Ristorazione italiana all’estero: un ecosistema giovane, dinamico e in crescita
L’export della cultura gastronomica italiana non si limita ai prodotti: si concretizza anche nei ristoranti sparsi in tutto il mondo, sempre più giovani e guidati da una nuova generazione di imprenditori. Il 37° Rapporto Eurispes lo conferma, sottolineando come il panorama della ristorazione italiana all’estero sia oggi contraddistinto da una vivace pluralità di modelli e attori.

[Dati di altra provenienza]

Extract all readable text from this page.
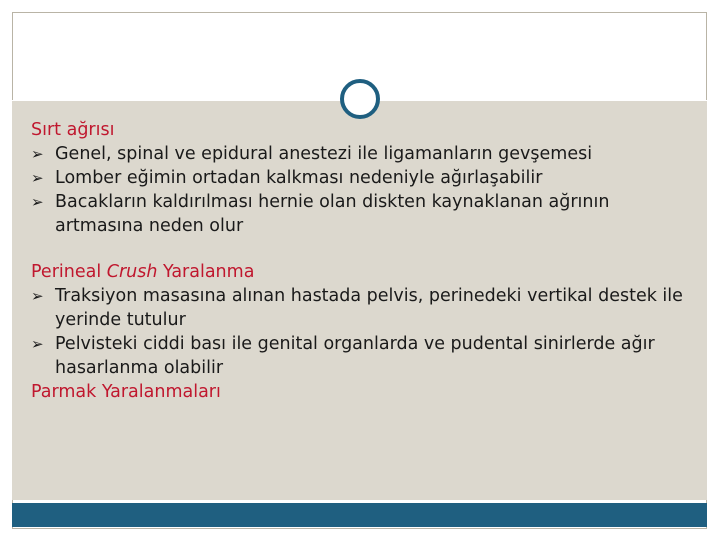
Sırt ağrısı
➢ Genel, spinal ve epidural anestezi ile ligamanların gevşemesi
➢ Lomber eğimin ortadan kalkması nedeniyle ağırlaşabilir
➢ Bacakların kaldırılması hernie olan diskten kaynaklanan ağrının artmasına neden olur
Perineal Crush Yaralanma
➢ Traksiyon masasına alınan hastada pelvis, perinedeki vertikal destek ile yerinde tutulur
➢ Pelvisteki ciddi bası ile genital organlarda ve pudental sinirlerde ağır hasarlanma olabilir
Parmak Yaralanmaları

Secondo i dati forniti da Assocamerestero per il biennio 2024-2025, il 30% dei ristoranti italiani all’estero è stato aperto dopo il 2021 e un ulteriore 44% tra il 2011 e il 2020. Un dato che evidenzia una nuova imprenditorialità, non più legata esclusivamente alle generazioni precedenti di emigrati italiani. Il 70% dei fondatori è infatti nato in Italia e ha deciso di trasferirsi all’estero per aprire un’attività ristorativa, spesso con una visione contemporanea dell’italianità in cucina.
Solo il 33% dei ristoranti ha una gestione familiare. Il 48% propone una cucina italiana generica, il 37% si concentra su piatti esclusivamente tradizionali e il 26% offre un menù prevalentemente regionale. Solo una minoranza opta per contaminazioni più spinte: il 10% propone cucina fusion e il 6% una cucina italiana rivisitata secondo standard internazionali.
Il racconto dell’italianità tra qualità, tradizione e atmosfera
Ma cosa rende davvero “italiano” un ristorante all’estero? Secondo i dati Eurispes, il concetto di italianità gastronomica si costruisce prima di tutto sulla qualità dei cibi (83%) e sulla certificazione dell’origine italiana delle materie prime (57%). Seguono elementi come l’atmosfera (34%), l’attenzione per l’arredo e l’allestimento (24%) e l’uso della lingua italiana nei menù e nel servizio (15%).
Il legame emotivo con il cibo gioca un ruolo centrale anche nella percezione dei clienti: secondo i ristoratori, il 52% dei clienti sceglie la cucina italiana per condividere momenti con famiglia e amici o per festeggiare eventi importanti. Il 27% è attratto da menù gourmet, mentre il 21% la sceglie per incontri di lavoro.
A motivare la scelta non è solo il gusto, ma anche il desiderio di vivere un’esperienza culturale. Per il 60% dei clienti la cucina italiana è sinonimo di tradizione gastronomica di qualità, mentre il 58% apprezza la genuinità delle materie prime. Il 50% la considera espressione della grande cultura italiana, il 27% desidera rivivere ciò che ha assaporato in Italia e il 17% vuole riscoprire i sapori della propria infanzia.
Autenticità e innovazione: la forza globale della cucina italiana
Il successo della cucina italiana nel mondo si gioca sul delicato equilibrio tra radicamento e trasformazione. I ristoratori italiani di nuova generazione riescono a reinterpretare l’italianità con dinamismo, adattandola ai mercati locali senza snaturarne l’identità. La cucina italiana all’estero si conferma così un potente strumento narrativo e culturale, capace di tradurre il patrimonio gastronomico nazionale in esperienze coerenti e accessibili a livello globale.
Il 20% dei clienti la sceglie per l’ottimo rapporto qualità/prezzo, il 16% perché considerata salutare. Autenticità, qualità e accessibilità si intrecciano, rendendo l’offerta italiana vincente anche fuori dai confini. La varietà dei modelli gestionali e delle proposte culinarie testimonia la capacità del Made in Italy gastronomico di adattarsi senza perdere la propria anima. Un modello che si dimostra ogni giorno più vitale, grazie alla passione di una nuova generazione di ristoratori ambasciatori dell’eccellenza italiana nel mondo.